Почему, наконец, иная организация, обязанная снабжать стройку, считает, что делает прорабу кровное одолжение? Позвонишь раньше, напомнишь: на исходе детали, песок, пакля… Иронически спросят: «Пока есть?» — «Есть, но…» Перебивают: «Ну так стройте, а когда не будет, позвоните». Позвонишь позже: «Давайте детали, стала стройка». Но иронический диспетчер уж сменился, а другой резонно спрашивает: «Почему молчали раньше?..»
Разве так себя ведут поставщики завода?!
Аксиома хочет понять, отчего это так повелось? Может, на заводах более важная продукция? Нет, сейчас важнее жилья, пожалуй, ничего нет. Может, профессия строителя считается неуважаемой?
Тоже нет. Во всех газетах лозунгах, речах работа строителей оценивается чуть ли не как героическая, во всяком случае важная. Так в чем же дело?
Аксиома только сейчас начинает понимать Петра Ивановича. За три дня, что она замещает старшего прораба, даже осунулась. Куда-то исчезла ее обольстительная улыбка, и те люди, которые раньше говорили с ней мягко, теперь начинают на нее покрикивать. Как будто она, приняв на себя обязанности старшего прораба, дала всем право грубить ей. При этом не имеет никакого значения то, что она выручила товарища, коллектив, что испортила себе отпуск. Никогда в жизни раньше она не пряталась от телефонов; сейчас, услышав телефонный звонок, даже вздрагивает. «Бог количества» царствует вовсю. За эти три дня никто не спросил ее о качестве работ, но десятки людей самых разных рангов требовали, угрожали, даже просили выполнить график монтажа — сто двадцать деталей в сутки…
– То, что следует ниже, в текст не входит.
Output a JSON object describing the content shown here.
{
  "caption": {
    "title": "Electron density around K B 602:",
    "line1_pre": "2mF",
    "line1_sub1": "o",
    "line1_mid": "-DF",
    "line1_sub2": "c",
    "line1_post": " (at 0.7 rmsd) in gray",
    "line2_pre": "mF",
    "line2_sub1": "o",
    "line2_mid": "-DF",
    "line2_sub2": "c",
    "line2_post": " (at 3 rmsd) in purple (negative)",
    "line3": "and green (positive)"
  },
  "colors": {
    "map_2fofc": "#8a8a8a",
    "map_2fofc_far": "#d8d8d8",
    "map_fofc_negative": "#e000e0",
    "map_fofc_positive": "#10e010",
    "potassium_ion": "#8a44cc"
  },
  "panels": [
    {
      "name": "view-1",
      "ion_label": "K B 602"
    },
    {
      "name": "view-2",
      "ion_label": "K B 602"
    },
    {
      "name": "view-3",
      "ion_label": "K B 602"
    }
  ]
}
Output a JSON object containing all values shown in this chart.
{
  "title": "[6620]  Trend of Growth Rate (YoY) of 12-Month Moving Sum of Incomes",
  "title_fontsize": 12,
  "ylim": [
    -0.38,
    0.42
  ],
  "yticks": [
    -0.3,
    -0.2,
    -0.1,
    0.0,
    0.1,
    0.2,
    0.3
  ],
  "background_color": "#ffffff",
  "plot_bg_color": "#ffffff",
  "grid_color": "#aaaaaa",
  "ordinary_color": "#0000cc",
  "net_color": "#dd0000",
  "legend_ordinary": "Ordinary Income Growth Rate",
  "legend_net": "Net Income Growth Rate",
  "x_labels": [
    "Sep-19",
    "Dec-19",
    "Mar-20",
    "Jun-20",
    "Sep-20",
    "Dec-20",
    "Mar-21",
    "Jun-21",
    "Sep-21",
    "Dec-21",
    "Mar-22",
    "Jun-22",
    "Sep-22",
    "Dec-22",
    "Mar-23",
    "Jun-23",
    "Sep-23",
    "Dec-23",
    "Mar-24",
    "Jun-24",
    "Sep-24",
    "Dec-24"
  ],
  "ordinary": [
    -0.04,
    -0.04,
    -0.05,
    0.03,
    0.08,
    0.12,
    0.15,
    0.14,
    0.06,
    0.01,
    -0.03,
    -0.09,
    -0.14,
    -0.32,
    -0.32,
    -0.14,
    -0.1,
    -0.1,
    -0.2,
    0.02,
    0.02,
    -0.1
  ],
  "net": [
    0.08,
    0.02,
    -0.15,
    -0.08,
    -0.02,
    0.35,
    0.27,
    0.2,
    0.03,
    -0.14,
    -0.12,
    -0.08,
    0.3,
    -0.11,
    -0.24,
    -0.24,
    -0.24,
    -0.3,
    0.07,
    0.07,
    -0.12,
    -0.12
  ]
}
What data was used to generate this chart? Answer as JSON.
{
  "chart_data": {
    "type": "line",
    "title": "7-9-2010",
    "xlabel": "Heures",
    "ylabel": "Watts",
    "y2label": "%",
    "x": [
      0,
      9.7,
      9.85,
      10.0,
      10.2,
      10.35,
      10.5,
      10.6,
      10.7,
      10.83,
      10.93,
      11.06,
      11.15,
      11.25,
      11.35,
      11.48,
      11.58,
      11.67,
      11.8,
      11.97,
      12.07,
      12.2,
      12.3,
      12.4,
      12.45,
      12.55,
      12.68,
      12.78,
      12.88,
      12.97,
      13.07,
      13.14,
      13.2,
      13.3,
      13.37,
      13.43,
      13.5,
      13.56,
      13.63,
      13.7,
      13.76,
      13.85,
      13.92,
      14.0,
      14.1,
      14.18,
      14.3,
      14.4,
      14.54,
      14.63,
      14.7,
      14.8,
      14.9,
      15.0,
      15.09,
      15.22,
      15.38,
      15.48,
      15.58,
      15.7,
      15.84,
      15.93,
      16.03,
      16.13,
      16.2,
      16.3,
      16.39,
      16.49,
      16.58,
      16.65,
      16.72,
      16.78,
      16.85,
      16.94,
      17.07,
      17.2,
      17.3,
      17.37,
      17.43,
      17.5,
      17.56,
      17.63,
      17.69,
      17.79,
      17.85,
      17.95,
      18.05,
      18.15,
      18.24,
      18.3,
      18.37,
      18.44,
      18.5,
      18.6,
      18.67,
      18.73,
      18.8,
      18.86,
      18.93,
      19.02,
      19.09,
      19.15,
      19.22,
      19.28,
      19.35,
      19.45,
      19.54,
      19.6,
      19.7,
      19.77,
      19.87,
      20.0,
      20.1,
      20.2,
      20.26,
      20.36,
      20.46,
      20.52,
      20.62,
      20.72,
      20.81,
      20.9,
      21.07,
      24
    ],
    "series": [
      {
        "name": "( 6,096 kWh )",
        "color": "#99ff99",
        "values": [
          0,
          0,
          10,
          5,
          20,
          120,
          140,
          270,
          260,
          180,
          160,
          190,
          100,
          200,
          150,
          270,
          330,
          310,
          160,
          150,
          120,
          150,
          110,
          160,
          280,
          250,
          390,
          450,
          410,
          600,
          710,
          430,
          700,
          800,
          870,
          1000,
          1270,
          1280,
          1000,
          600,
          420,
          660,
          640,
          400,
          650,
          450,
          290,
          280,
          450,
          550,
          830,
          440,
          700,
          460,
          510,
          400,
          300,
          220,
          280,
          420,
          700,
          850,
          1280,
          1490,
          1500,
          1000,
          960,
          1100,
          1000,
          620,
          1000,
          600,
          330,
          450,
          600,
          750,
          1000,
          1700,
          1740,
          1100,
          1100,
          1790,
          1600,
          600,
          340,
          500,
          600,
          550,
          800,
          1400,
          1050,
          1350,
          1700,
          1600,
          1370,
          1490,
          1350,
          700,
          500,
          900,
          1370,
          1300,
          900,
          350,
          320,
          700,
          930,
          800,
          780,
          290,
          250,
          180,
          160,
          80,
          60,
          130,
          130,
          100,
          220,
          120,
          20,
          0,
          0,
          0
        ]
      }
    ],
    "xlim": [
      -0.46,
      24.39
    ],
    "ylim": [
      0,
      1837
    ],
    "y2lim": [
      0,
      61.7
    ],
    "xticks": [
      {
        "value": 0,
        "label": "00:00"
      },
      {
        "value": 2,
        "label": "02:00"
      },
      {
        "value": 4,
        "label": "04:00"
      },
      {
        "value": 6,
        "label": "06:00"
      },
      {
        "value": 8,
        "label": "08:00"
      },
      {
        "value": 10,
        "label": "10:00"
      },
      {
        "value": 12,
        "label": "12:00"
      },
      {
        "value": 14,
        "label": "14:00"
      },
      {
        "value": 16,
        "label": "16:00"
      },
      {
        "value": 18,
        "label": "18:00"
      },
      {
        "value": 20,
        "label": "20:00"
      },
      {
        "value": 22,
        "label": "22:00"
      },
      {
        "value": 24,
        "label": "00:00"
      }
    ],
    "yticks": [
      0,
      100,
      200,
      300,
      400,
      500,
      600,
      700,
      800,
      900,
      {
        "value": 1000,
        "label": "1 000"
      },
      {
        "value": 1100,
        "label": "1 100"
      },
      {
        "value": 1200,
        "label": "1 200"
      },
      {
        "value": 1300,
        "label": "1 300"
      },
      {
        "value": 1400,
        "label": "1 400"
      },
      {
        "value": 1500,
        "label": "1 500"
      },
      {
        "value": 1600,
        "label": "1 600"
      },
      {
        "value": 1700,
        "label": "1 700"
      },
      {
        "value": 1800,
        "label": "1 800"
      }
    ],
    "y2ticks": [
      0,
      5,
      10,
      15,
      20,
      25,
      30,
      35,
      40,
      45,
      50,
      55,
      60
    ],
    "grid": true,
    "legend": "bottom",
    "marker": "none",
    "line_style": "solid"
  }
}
Вот и сейчас звонит телефон. Аксиома по привычке сразу берется за трубку. Но еще не снимает. Кто? Телефон звонит еще и еще… Приличные люди после пятого звонка больше не беспокоят, этот не отстает, она снимает трубку:
— Слушаю.
— Кто говорит? — Это голос Нового начальника, требовательный и энергичный.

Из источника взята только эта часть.